The product rule is a fundamental concept in calculus, used especially when you need to differentiate expressions that consist of two multiplied functions. Let's break it down in simple steps.

When you have a function that looks like a product of two other functions, say \( u(x) \) and \( v(x) \), you must use the product rule to find its derivative. The rule is formulated as follows:

\( (uv)' = u'v + uv' \).

This equation tells us that the derivative of the product of two functions is the derivative of the first function multiplied by the second one, plus the first function multiplied by the derivative of the second function. This rule helps in handling complex expressions as you divide the task into smaller, easily manageable steps.

• First, identify each function in the product.
• Find the derivatives of the individual functions.
• Apply the product rule formula to obtain the final derivative.
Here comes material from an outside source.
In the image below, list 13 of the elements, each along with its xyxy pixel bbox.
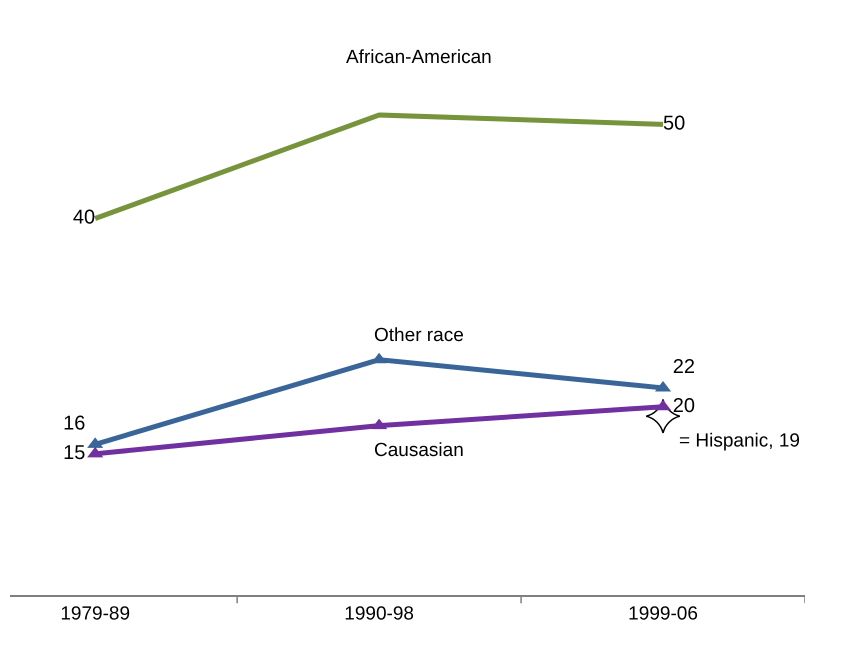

In our example with \( x^2 \cos x \), we differentiate \( x^2 \) to get \( 2x \), and \( \cos x \) to get \( -\sin x \). Then, we follow the product rule to find the derivative of the term.

Remember, practice makes perfect when it comes to mastering the product rule! It becomes intuitive the more you work with such expressions.

The sum rule is another basic yet crucial concept when dealing with derivatives. It primarily makes the process of differentiation straightforward for functions that are sums of several terms.

If you have a function expressed as a sum, say \( f(x) = g(x) + h(x) \), the sum rule allows you to differentiate each term separately and then simply add those derivatives together. The mathematical representation of the sum rule is:

\( (f + g)' = f' + g' \).

Using this rule often simplifies complicated functions considerably:

• Identify individual terms in the sum.
• Find the derivative of each term separately.
• Add the derivatives together to arrive at the result.

In our original problem, the function \( f(x) = x^2 \cos x + 2x \sin x \) is a sum of two parts. By applying the sum rule, we differentiated \( x^2 \cos x \) and \( 2x \sin x \) and summed their derivatives. This simplification by focusing on smaller parts helps manage errors and understand each component's role in the final function.

Trigonometric functions like \( \sin x \) and \( \cos x \) appear often in calculus due to their periodic nature and roots in geometry. Differentiating these basic functions is an essential skill as they form building blocks for more complex problems.

Here are some fundamental derivatives related to these functions:

• The derivative of \( \sin x \) is \( \cos x \).
• The derivative of \( \cos x \) is \( -\sin x \).
• The derivative of \( \tan x \) is \( \sec^2 x \) (useful in further studies).

Each derivative represents how the function changes, which is crucial in understanding their behavior over periodic intervals. In our original function, both \( \sin x \) and \( \cos x \) were present, demanding a clear grasp of their derivatives to correctly apply in the product and sum rules when calculating \( f'(x) \).

The ability to quickly and correctly differentiate trig functions is not only important for exams but also lays the groundwork for more advanced topics in calculus and physics.